Dans le quartier de Snake Park à Soweto, une colline artificielle surnommée « la montagne jaune » domine le paysage. Cet amas de déchets miniers, vestige de l’exploitation aurifère du XIXe siècle, libère en permanence des poussières chargées de métaux lourds. Arsenic, plomb et même uranium contamineraient l’air, l’eau et les sols, selon les analyses menées par des organisations locales.
Les conséquences sanitaires sont dramatiques. Une association locale a identifié plus de quinze enfants atteints de paralysie cérébrale, sans compter les cas d’autisme et autres malformations congénitales. Lilly Stebbe, mère adoptive d’une adolescente handicapée, décrit un quotidien marqué par les troubles respiratoires et les hospitalisations répétées. « La poussière ronge nos poumons et affecte nos enfants dès la naissance », témoigne-t-elle.
Les études scientifiques confirment ces craintes. Un chercheur indépendant a mesuré dans les eaux locales des taux alarmants de substances radioactives comme l’uranium, pourtant utilisées pour l’irrigation des cultures et l’abreuvement du bétail. Certains éleveurs rapportent des anomalies chez leurs animaux, comme des chèvres naissant avec trois pattes.
Face à cette crise, la société minière actuelle promet un assainissement complet d’ici dix ans, tout en reconnaissant l’impact sanitaire du site. Mais pour les riverains, ces engagements tardifs ne suffisent pas. « Comment peut-on vivre normalement quand chaque respiration nous empoisonne ? » s’indigne Baile Bantseke, dont le petit-fils présente des troubles autistiques.
Malgré une allocation mensuelle de 113 euros pour les familles concernées, l’accès aux soins reste problématique. L’hôpital le plus proche se situe à quinze kilomètres, sans moyen de transport adapté pour les patients handicapés.

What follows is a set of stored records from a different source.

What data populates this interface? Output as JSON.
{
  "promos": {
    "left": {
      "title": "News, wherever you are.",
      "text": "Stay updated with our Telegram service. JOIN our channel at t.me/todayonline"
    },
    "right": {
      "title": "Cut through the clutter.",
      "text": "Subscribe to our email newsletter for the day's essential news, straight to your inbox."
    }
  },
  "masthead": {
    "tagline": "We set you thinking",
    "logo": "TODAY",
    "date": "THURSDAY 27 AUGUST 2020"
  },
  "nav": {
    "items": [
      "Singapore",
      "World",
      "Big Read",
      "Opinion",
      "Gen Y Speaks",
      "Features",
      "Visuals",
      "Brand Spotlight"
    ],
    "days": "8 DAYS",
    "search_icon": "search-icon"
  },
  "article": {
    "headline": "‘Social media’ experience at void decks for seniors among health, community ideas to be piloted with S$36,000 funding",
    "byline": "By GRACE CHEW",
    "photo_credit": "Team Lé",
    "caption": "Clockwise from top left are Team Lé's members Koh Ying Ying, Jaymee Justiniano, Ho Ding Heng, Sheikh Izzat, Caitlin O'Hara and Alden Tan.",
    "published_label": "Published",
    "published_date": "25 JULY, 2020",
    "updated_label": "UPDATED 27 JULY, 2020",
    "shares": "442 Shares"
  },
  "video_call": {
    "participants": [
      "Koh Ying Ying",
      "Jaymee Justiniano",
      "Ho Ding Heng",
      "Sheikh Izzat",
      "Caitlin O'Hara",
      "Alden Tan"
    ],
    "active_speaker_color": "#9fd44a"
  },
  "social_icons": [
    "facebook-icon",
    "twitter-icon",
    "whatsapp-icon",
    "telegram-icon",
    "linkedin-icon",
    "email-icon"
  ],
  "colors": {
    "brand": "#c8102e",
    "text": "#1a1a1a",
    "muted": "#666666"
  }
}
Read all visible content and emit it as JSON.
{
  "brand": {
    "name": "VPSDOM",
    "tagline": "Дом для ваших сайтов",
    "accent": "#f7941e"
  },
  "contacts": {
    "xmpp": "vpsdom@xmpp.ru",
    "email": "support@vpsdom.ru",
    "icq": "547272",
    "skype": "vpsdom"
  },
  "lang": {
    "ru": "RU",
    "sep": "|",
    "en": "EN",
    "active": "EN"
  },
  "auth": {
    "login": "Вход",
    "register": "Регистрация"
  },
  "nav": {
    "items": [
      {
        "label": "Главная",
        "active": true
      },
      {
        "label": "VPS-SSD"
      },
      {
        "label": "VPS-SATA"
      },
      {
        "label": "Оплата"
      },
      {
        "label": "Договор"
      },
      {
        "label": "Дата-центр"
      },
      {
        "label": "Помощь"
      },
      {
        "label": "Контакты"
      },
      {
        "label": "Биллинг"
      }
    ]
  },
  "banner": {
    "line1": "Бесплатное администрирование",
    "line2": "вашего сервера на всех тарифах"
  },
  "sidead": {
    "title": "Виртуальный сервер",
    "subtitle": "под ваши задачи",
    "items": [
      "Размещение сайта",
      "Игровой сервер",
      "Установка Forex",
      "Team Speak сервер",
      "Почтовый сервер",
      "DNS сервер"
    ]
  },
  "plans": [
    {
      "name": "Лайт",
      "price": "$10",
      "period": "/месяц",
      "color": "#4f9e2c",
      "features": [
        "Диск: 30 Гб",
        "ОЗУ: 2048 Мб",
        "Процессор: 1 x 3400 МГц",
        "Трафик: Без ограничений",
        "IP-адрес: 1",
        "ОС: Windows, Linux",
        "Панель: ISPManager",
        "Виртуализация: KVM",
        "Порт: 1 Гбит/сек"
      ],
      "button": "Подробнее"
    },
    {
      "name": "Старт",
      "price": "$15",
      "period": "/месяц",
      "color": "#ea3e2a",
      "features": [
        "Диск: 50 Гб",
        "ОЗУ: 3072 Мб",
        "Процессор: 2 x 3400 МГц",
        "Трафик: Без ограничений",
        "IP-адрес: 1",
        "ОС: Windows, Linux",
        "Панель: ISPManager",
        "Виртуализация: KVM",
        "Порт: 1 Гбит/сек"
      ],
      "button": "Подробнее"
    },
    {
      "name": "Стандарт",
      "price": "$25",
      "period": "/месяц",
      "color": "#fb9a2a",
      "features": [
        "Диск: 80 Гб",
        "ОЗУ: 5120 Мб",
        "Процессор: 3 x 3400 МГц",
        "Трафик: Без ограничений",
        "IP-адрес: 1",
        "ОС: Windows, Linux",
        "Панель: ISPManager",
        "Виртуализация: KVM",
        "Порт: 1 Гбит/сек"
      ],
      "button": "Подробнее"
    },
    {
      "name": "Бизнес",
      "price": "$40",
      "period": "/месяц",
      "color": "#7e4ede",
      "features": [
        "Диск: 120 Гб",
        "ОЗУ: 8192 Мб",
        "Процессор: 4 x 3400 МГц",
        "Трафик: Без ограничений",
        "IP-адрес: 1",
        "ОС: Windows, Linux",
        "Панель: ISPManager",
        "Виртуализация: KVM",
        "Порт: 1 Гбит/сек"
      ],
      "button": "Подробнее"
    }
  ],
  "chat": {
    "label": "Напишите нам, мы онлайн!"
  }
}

Les rencontres organisées par les associations locales deviennent des espaces vitaux de solidarité, mais aussi de colère contre l’inaction des pouvoirs publics.
Cette situation reflète un problème national : l’Afrique du Sud compterait plus de 6 000 mines abandonnées, dont un tiers présenteraient des risques sanitaires majeurs. À Snake Park comme ailleurs, les populations dénoncent l’héritage empoisonné de l’industrie minière, qui continue de détruire des vies bien après la fermeture des puits.